Accostandoci al ricco e prezioso testo di questo annuncio, possiamo notare come la Chiesa, fin dai primi secoli, abbia fermamente tenuto tale, ed esaltato attraverso parole umane, questo ingresso di Dio nel tempo dell’uomo, che è sì misterioso, e come tale sempre difficile da esprimere in linguaggio di uomini, ma anche autentico. Il testo è pieno di riferimenti importanti che non esaltano soltanto l’avvenimento in sé, la venuta nella carne, ma ne definisco anche la storicità e l’attualità.

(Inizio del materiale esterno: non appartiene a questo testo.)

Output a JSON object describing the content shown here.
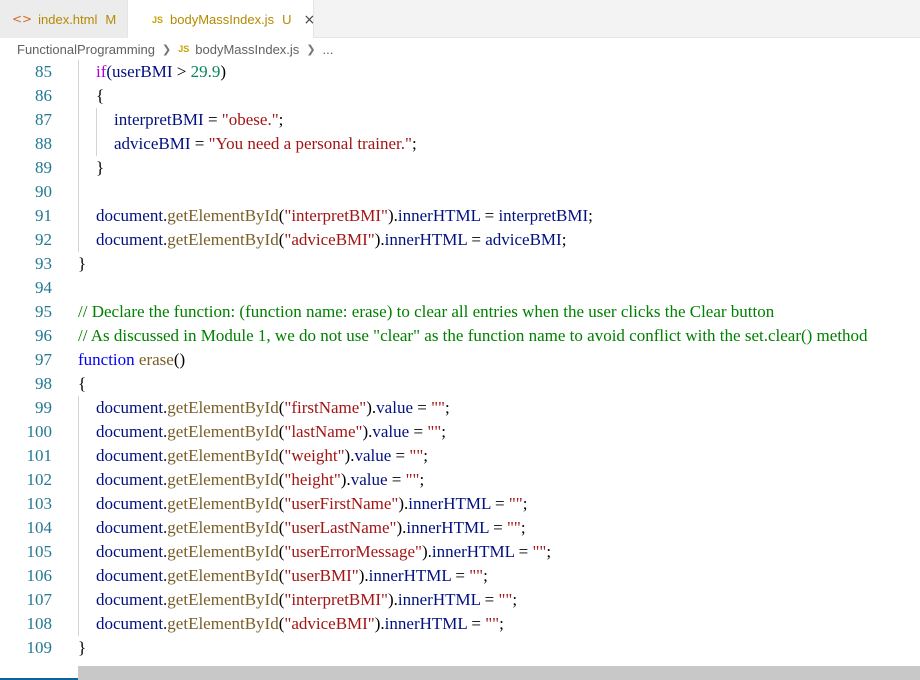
{
  "tabs": [
    {
      "icon": "html-file-icon",
      "icon_text": "<>",
      "label": "index.html",
      "badge": "M"
    },
    {
      "icon": "js-file-icon",
      "icon_text": "JS",
      "label": "bodyMassIndex.js",
      "badge": "U",
      "close": "×"
    }
  ],
  "breadcrumb": {
    "folder": "FunctionalProgramming",
    "icon_text": "JS",
    "file": "bodyMassIndex.js",
    "more": "..."
  },
  "lines": [
    {
      "n": "85",
      "indent": 1,
      "tokens": [
        {
          "t": "if",
          "c": "kw-ctrl"
        },
        {
          "t": "(userBMI "
        },
        {
          "t": ">",
          "c": "pl"
        },
        {
          "t": " "
        },
        {
          "t": "29.9",
          "c": "num"
        },
        {
          "t": ")",
          "c": "pl"
        }
      ]
    },
    {
      "n": "86",
      "indent": 1,
      "tokens": [
        {
          "t": "{",
          "c": "pl"
        }
      ]
    },
    {
      "n": "87",
      "indent": 2,
      "tokens": [
        {
          "t": "interpretBMI "
        },
        {
          "t": "=",
          "c": "pl"
        },
        {
          "t": " "
        },
        {
          "t": "\"obese.\"",
          "c": "str"
        },
        {
          "t": ";",
          "c": "pl"
        }
      ]
    },
    {
      "n": "88",
      "indent": 2,
      "tokens": [
        {
          "t": "adviceBMI "
        },
        {
          "t": "=",
          "c": "pl"
        },
        {
          "t": " "
        },
        {
          "t": "\"You need a personal trainer.\"",
          "c": "str"
        },
        {
          "t": ";",
          "c": "pl"
        }
      ]
    },
    {
      "n": "89",
      "indent": 1,
      "tokens": [
        {
          "t": "}",
          "c": "pl"
        }
      ]
    },
    {
      "n": "90",
      "indent": 1,
      "tokens": []
    },
    {
      "n": "91",
      "indent": 1,
      "tokens": [
        {
          "t": "document."
        },
        {
          "t": "getElementById",
          "c": "fn"
        },
        {
          "t": "(",
          "c": "pl"
        },
        {
          "t": "\"interpretBMI\"",
          "c": "str"
        },
        {
          "t": ").",
          "c": "pl"
        },
        {
          "t": "innerHTML "
        },
        {
          "t": "=",
          "c": "pl"
        },
        {
          "t": " interpretBMI"
        },
        {
          "t": ";",
          "c": "pl"
        }
      ]
    },
    {
      "n": "92",
      "indent": 1,
      "tokens": [
        {
          "t": "document."
        },
        {
          "t": "getElementById",
          "c": "fn"
        },
        {
          "t": "(",
          "c": "pl"
        },
        {
          "t": "\"adviceBMI\"",
          "c": "str"
        },
        {
          "t": ").",
          "c": "pl"
        },
        {
          "t": "innerHTML "
        },
        {
          "t": "=",
          "c": "pl"
        },
        {
          "t": " adviceBMI"
        },
        {
          "t": ";",
          "c": "pl"
        }
      ]
    },
    {
      "n": "93",
      "indent": 0,
      "tokens": [
        {
          "t": "}",
          "c": "pl"
        }
      ]
    },
    {
      "n": "94",
      "indent": 0,
      "tokens": []
    },
    {
      "n": "95",
      "indent": 0,
      "tokens": [
        {
          "t": "// Declare the function: (function name: erase) to clear all entries when the user clicks the Clear button",
          "c": "cm"
        }
      ]
    },
    {
      "n": "96",
      "indent": 0,
      "tokens": [
        {
          "t": "// As discussed in Module 1, we do not use \"clear\" as the function name to avoid conflict with the set.clear() method",
          "c": "cm"
        }
      ]
    },
    {
      "n": "97",
      "indent": 0,
      "tokens": [
        {
          "t": "function",
          "c": "kw"
        },
        {
          "t": " "
        },
        {
          "t": "erase",
          "c": "fn"
        },
        {
          "t": "()",
          "c": "pl"
        }
      ]
    },
    {
      "n": "98",
      "indent": 0,
      "tokens": [
        {
          "t": "{",
          "c": "pl"
        }
      ]
    },
    {
      "n": "99",
      "indent": 1,
      "tokens": [
        {
          "t": "document."
        },
        {
          "t": "getElementById",
          "c": "fn"
        },
        {
          "t": "(",
          "c": "pl"
        },
        {
          "t": "\"firstName\"",
          "c": "str"
        },
        {
          "t": ").",
          "c": "pl"
        },
        {
          "t": "value "
        },
        {
          "t": "=",
          "c": "pl"
        },
        {
          "t": " "
        },
        {
          "t": "\"\"",
          "c": "str"
        },
        {
          "t": ";",
          "c": "pl"
        }
      ]
    },
    {
      "n": "100",
      "indent": 1,
      "tokens": [
        {
          "t": "document."
        },
        {
          "t": "getElementById",
          "c": "fn"
        },
        {
          "t": "(",
          "c": "pl"
        },
        {
          "t": "\"lastName\"",
          "c": "str"
        },
        {
          "t": ").",
          "c": "pl"
        },
        {
          "t": "value "
        },
        {
          "t": "=",
          "c": "pl"
        },
        {
          "t": " "
        },
        {
          "t": "\"\"",
          "c": "str"
        },
        {
          "t": ";",
          "c": "pl"
        }
      ]
    },
    {
      "n": "101",
      "indent": 1,
      "tokens": [
        {
          "t": "document."
        },
        {
          "t": "getElementById",
          "c": "fn"
        },
        {
          "t": "(",
          "c": "pl"
        },
        {
          "t": "\"weight\"",
          "c": "str"
        },
        {
          "t": ").",
          "c": "pl"
        },
        {
          "t": "value "
        },
        {
          "t": "=",
          "c": "pl"
        },
        {
          "t": " "
        },
        {
          "t": "\"\"",
          "c": "str"
        },
        {
          "t": ";",
          "c": "pl"
        }
      ]
    },
    {
      "n": "102",
      "indent": 1,
      "tokens": [
        {
          "t": "document."
        },
        {
          "t": "getElementById",
          "c": "fn"
        },
        {
          "t": "(",
          "c": "pl"
        },
        {
          "t": "\"height\"",
          "c": "str"
        },
        {
          "t": ").",
          "c": "pl"
        },
        {
          "t": "value "
        },
        {
          "t": "=",
          "c": "pl"
        },
        {
          "t": " "
        },
        {
          "t": "\"\"",
          "c": "str"
        },
        {
          "t": ";",
          "c": "pl"
        }
      ]
    },
    {
      "n": "103",
      "indent": 1,
      "tokens": [
        {
          "t": "document."
        },
        {
          "t": "getElementById",
          "c": "fn"
        },
        {
          "t": "(",
          "c": "pl"
        },
        {
          "t": "\"userFirstName\"",
          "c": "str"
        },
        {
          "t": ").",
          "c": "pl"
        },
        {
          "t": "innerHTML "
        },
        {
          "t": "=",
          "c": "pl"
        },
        {
          "t": " "
        },
        {
          "t": "\"\"",
          "c": "str"
        },
        {
          "t": ";",
          "c": "pl"
        }
      ]
    },
    {
      "n": "104",
      "indent": 1,
      "tokens": [
        {
          "t": "document."
        },
        {
          "t": "getElementById",
          "c": "fn"
        },
        {
          "t": "(",
          "c": "pl"
        },
        {
          "t": "\"userLastName\"",
          "c": "str"
        },
        {
          "t": ").",
          "c": "pl"
        },
        {
          "t": "innerHTML "
        },
        {
          "t": "=",
          "c": "pl"
        },
        {
          "t": " "
        },
        {
          "t": "\"\"",
          "c": "str"
        },
        {
          "t": ";",
          "c": "pl"
        }
      ]
    },
    {
      "n": "105",
      "indent": 1,
      "tokens": [
        {
          "t": "document."
        },
        {
          "t": "getElementById",
          "c": "fn"
        },
        {
          "t": "(",
          "c": "pl"
        },
        {
          "t": "\"userErrorMessage\"",
          "c": "str"
        },
        {
          "t": ").",
          "c": "pl"
        },
        {
          "t": "innerHTML "
        },
        {
          "t": "=",
          "c": "pl"
        },
        {
          "t": " "
        },
        {
          "t": "\"\"",
          "c": "str"
        },
        {
          "t": ";",
          "c": "pl"
        }
      ]
    },
    {
      "n": "106",
      "indent": 1,
      "tokens": [
        {
          "t": "document."
        },
        {
          "t": "getElementById",
          "c": "fn"
        },
        {
          "t": "(",
          "c": "pl"
        },
        {
          "t": "\"userBMI\"",
          "c": "str"
        },
        {
          "t": ").",
          "c": "pl"
        },
        {
          "t": "innerHTML "
        },
        {
          "t": "=",
          "c": "pl"
        },
        {
          "t": " "
        },
        {
          "t": "\"\"",
          "c": "str"
        },
        {
          "t": ";",
          "c": "pl"
        }
      ]
    },
    {
      "n": "107",
      "indent": 1,
      "tokens": [
        {
          "t": "document."
        },
        {
          "t": "getElementById",
          "c": "fn"
        },
        {
          "t": "(",
          "c": "pl"
        },
        {
          "t": "\"interpretBMI\"",
          "c": "str"
        },
        {
          "t": ").",
          "c": "pl"
        },
        {
          "t": "innerHTML "
        },
        {
          "t": "=",
          "c": "pl"
        },
        {
          "t": " "
        },
        {
          "t": "\"\"",
          "c": "str"
        },
        {
          "t": ";",
          "c": "pl"
        }
      ]
    },
    {
      "n": "108",
      "indent": 1,
      "tokens": [
        {
          "t": "document."
        },
        {
          "t": "getElementById",
          "c": "fn"
        },
        {
          "t": "(",
          "c": "pl"
        },
        {
          "t": "\"adviceBMI\"",
          "c": "str"
        },
        {
          "t": ").",
          "c": "pl"
        },
        {
          "t": "innerHTML "
        },
        {
          "t": "=",
          "c": "pl"
        },
        {
          "t": " "
        },
        {
          "t": "\"\"",
          "c": "str"
        },
        {
          "t": ";",
          "c": "pl"
        }
      ]
    },
    {
      "n": "109",
      "indent": 0,
      "tokens": [
        {
          "t": "}",
          "c": "pl"
        }
      ]
    }
  ]
}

La “Kalenda” o annuncio inizia ogni anno con un preciso riferimento temporale che riguarda l’oggi della storia degli uomini, con un rinvio al conto relativo alla luna. Quest’anno sarà la ventiseiesima luna. L’evento fondamentale nella relazione tra Dio e l’uomo ha sì conosciuto il suo farsi in un determinato momento della storia, ma l’annuncio dell’Incarnazione arriva anche nell’attualità dell’uomo di questo tempo, esprimendo – con questo particolare apparentemente senza importanza – che la portata salvifica non ha esaurito la sua carica umana tutta in quel singolo momento della storia, ma Cristo viene – anche oggi – per salvare noi uomini contemporanei a questa “ventiseiesima luna”.